Memory feeds technique. Long before I became a chef I made stocks and soups from seeing how my grandmother made them. She made sure the stock simmered, didn't boil, that certain ingredients were used. These techniques have been given me from memory; in cooking school they always called me a visceral cook because I could always feel the pouring of something without having to measure it.

Memories are the reservoir that we call upon every time we create things in our kitchen. Erica, co-chef and one of the partners of Sabroso, has told me how making soups always brings back childhood memories of being out in the woods and making potions out of the berries she found; even today when she makes a soup or a sauce I can see in her eyes the glimmer and the joy of that memory.

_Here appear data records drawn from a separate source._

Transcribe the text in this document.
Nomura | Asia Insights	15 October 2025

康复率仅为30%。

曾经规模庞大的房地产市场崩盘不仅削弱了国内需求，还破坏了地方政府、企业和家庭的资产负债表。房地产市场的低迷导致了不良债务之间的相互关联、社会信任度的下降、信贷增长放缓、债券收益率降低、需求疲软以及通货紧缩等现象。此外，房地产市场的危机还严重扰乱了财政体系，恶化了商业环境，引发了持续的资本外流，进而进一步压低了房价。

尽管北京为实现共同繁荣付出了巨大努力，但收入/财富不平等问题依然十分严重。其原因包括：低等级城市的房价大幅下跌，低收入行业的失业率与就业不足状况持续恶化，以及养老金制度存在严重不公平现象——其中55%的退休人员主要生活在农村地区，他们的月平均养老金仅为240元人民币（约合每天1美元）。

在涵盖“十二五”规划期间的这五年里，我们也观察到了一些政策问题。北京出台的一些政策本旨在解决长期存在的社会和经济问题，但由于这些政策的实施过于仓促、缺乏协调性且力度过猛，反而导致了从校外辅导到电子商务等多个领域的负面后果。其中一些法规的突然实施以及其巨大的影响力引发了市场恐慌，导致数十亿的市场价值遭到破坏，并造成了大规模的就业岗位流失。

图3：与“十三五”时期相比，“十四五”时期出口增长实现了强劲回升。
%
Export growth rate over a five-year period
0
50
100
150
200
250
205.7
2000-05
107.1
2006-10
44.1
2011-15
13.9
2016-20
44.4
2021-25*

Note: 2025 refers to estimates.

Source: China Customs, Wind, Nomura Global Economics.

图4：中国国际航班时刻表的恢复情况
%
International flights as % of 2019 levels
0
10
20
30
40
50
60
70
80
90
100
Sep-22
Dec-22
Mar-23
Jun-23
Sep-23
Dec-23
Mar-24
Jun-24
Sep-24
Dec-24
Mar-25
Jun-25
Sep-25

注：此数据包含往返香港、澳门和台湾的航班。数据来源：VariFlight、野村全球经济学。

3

Memories of the past sustain the creative process of cooking, a process that begins with love and whose language we learn young and develop as we go through life. The more varied our food experiences are the more a vocabulary we have to work with; that being ingredients, techniques and more.

I lived in Haiti and spent time in Mexico, Egypt and Palestine. I look at the exploration of food anthropologically. I'm always looking for new discoveries in new places and often see there traces of other places. This why Latin food is so very exciting: it is the true fusion cuisine. The countries of the Americas have all been colonized, and so we often see traces of other continents mixed in with the regional cuisine. In Peru we can see Asian influences; in Haiti and Cuba, European and African. Through cooking we can understand another people, another culture. Sabroso is cuisine from all over the Americas, also Spain and Portugal, the Caribbean, but it also takes in Turkey and other countries whose fates are intertwined.

Tonight as I get ready to go into the kitchen I think of the large stockpots, floured pastry boards, and divine smells of soups, stock and breads of my youth. I think of my Grandmother's hands and all the many hands in many worlds.

 


 

Ecuadorian Shrimp Avocado Ceviche

1 lb of 21/25 shrimp, peeled and deveined
water & white wine
1 small onion, chopped
1 tbsp garlic, chopped
3 bay leaves
1 tbsp black peppercorns
1 tbsp whole coriander
salt

Marinade
1 large tomato, roasted, peeled, seeded & chopped
l red pepper, roasted, peeled, seeded & chopped
1/2 red onion, chopped
2 jalapenos, roasted, peeled, seeded & chopped
3/4 cup lime juice
1/2 cup orange juice
1/4 cup tomato juice
1 tbsp sugar
1 avocado, diced
1/4 cup cilantro, chopped
Tabasco
salt & black pepper to taste

Make a water and wine mixture from all the non-marinade ingredients except the shrimp and bring to a boil. Add shrimp and blanch for one minute. Remove and transfer to an ice bath. When cold, slice in half lengthwise. In separate bowl, combine marinade ingredients and mix with the shrimp. Allow one hour to macerate and serve. Yields 4 servings.